The Voting Rights Act of 1965 strengthened the 14th and 15th Amendments: that the government shall not infringe on the rights of the people by depriving them of liberty without legislative authorization, and that the government could not prevent anyone from voting based upon their race or color. It also included that in certain areas ballots were required to be bilingual to allow significant populations of minorities to also vote. This Act came after years of blood, sweat, and tears from Civil Rights groups fighting for equal treatment and representation in the country. The Civil Rights Act of 1965 is hailed by many today as the most effective civil rights legislation ever enacted in the United States.
As we move forward in our lives and as a nation, it is crucial that we remember the years of effort that it took to assure all people the right to participate in democracy without unfair limitations on our rights to vote. But it is not sufficient to only remember this effort; we must honor their hard work by using the power that they fought for. We must use our vote to create the change we desire our communities, states, and country. This is especially important that we use our vote in times when democracy is questioned, to ensure that our voices are heard loudly and clearly in our government.
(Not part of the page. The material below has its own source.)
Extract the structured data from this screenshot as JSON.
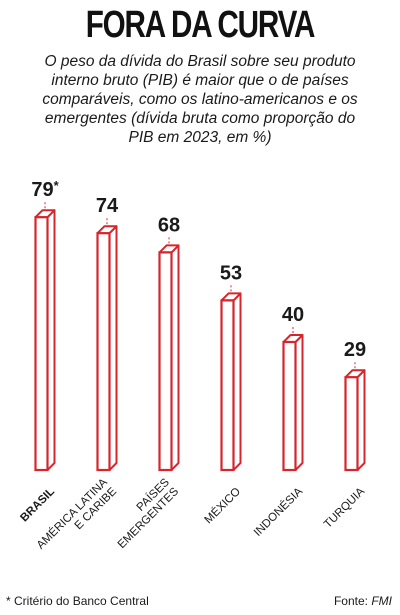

Today, we face several different obstacles that affect our democratic voice as a nation. With the government allowing more money to enter politics and laws that make it more difficult for disadvantaged people to vote in certain areas, it is important that we measure where we stand as a democracy against where we wish to be. We should take lessons from history, from our ancestors and predecessors, to remind our government and ourselves of our most fundamental rights as citizens: we all have the right to be heard. This year midterm elections will occur, and it is key that we send representatives who will listen to our voices. This is something that we can only do by going out on November 4th and casting our votes.
For those of us looking back at history today, the message in unambiguous: we must appreciate the power we have every day- especially every Election Day.